I haven't taught a class, but I don't think that discredits my opinion at all. Why do you think it does?

I never said you don't need simplification, but the way article poses it is disingenuous at best. Eg. look at the example of multiplication they give and how it's "technically correct" to call multiplication mostly reducing numbers. Bollocks. Neither "making things bigger" nor "reducing numbers" is technically correct: neither applies.

The natural approach to learning multiplication is to work with objects, and thus natural numbers. That's why it's called "multiplication": you make multiples of something.

You can easily introduce negative numbers as being in debt for X things, and in that sense, multiplication still only increases your debt. Negative numbers are a shorthand for "you owe me this".

The next step is to introduce rational numbers, which are parts of something. That's pretty clear too. Then you introduce multiples of parts of something, and it all still makes sense (quarter of a quarter is now something slightly different). Particularly inclined students will "feel" that you are now entering somewhat abstract "multiplication".

Similar goes for real and complex numbers though that requires a bit of leap of faith.

This is a proper way to teach multiplication. It starts simple, yet it's never wrong.

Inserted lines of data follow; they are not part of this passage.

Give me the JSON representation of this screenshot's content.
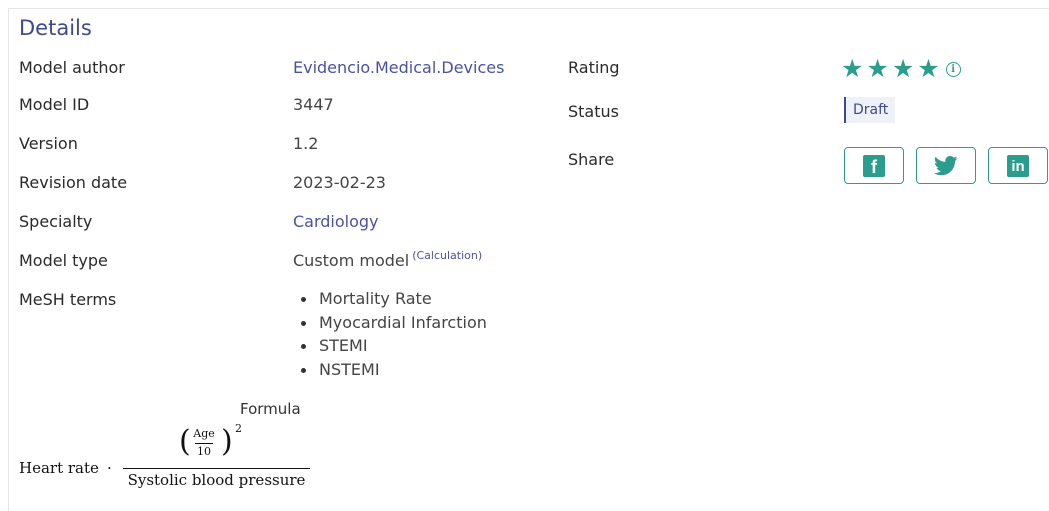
{
  "section_title": "Details",
  "details": {
    "author_label": "Model author",
    "author_value": "Evidencio.Medical.Devices",
    "id_label": "Model ID",
    "id_value": "3447",
    "version_label": "Version",
    "version_value": "1.2",
    "revision_label": "Revision date",
    "revision_value": "2023-02-23",
    "specialty_label": "Specialty",
    "specialty_value": "Cardiology",
    "type_label": "Model type",
    "type_value": "Custom model",
    "type_sup": "(Calculation)",
    "mesh_label": "MeSH terms",
    "mesh_terms": [
      "Mortality Rate",
      "Myocardial Infarction",
      "STEMI",
      "NSTEMI"
    ]
  },
  "side": {
    "rating_label": "Rating",
    "rating_stars": 4,
    "rating_icon": "info-icon",
    "status_label": "Status",
    "status_value": "Draft",
    "share_label": "Share",
    "share_buttons": [
      "facebook-icon",
      "twitter-icon",
      "linkedin-icon"
    ],
    "accent_color": "#2a9d8f"
  },
  "formula": {
    "title": "Formula",
    "prefix": "Heart rate",
    "dot": "·",
    "num_top": "Age",
    "num_bottom": "10",
    "exponent": "2",
    "denominator": "Systolic blood pressure"
  }
}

The premise of the article makes it a come up with a completely unnecessary and untrue statement: "People generally multiply positive numbers greater than 1, so multiplication makes things larger." People mostly multiply natural numbers: this is what drives the intuition and naming of the operation (technically, this still falls under article's statement, but that one is unnecessarily technical in allowing only numbers greater than 1, and allowing rational and real numbers, though I am not sure where complex numbers fit in ;-)).

By focusing on technicalities, the article misses the natural way to simplify things which are never wrong.

Mathematics today is beautifully built from very simple concepts up. Depending on the level you are teaching at, it requires different levels of suspension of disbelief.